Dante LaRiccia's picture
Research interests: 

Global and transnational history; US empire; energy; environment; political economy; capitalism

Bio: 
Dante’s research focuses on the environmental, social, and economic implications of fossil fuels during the twentieth century, with particular emphasis on the centrality of oil within systems of racial capitalism, colonial political economy, and (post)colonial development. His tentative dissertation reexamines the relationships between energy and the US empire by investigating how fossil fuels–oil in particular–underwrote major shifts in the racial, environmental, and economic orders of the post-1898 colonial project. 
 
Prior to Yale, Dante received an M.A. in Global History from the Freie Universität in Berlin, where he studied on a German Academic Exchange Service (DAAD) scholarship. There, he graduated with highest marks and completed a thesis on the 1970s energy crisis and the shifting global terrain of multilateral economic development.
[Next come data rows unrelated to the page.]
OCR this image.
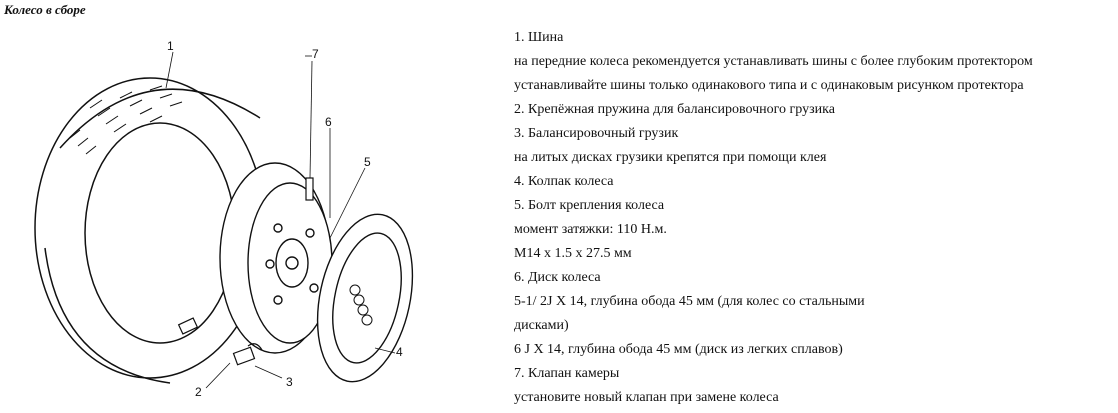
Колесо в сборе
1
7
6
5
4
3
2
1. Шина
на передние колеса рекомендуется устанавливать шины с более глубоким протектором
устанавливайте шины только одинакового типа и с одинаковым рисунком протектора
2. Крепёжная пружина для балансировочного грузика
3. Балансировочный грузик
на литых дисках грузики крепятся при помощи клея
4. Колпак колеса
5. Болт крепления колеса
момент затяжки: 110 Н.м.
М14 х 1.5 х 27.5 мм
6. Диск колеса
5-1/ 2J X 14, глубина обода 45 мм (для колес со стальными
дисками)
6 J X 14, глубина обода 45 мм (диск из легких сплавов)
7. Клапан камеры
установите новый клапан при замене колеса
Before that, Dante received a B.A. in History and Politics from New York University, where he graduated cum laude and won highest honors for a thesis on architectures of migratory labor mobility within the West German guest worker program. 
 
While at Yale, Dante’s research has been generously supported by the Whitney Humanities Center, where he served as one of the inaugural graduate student fellows in the environmental humanities in 2021-22, as well as the Center for the Study of Race, Indigeneity, and Transnational Migration, the John C. Enders Fellowship, and the Department of History. He maintains broad interests in the environmental humanities, global and transnational history, and histories of colonialism and empire.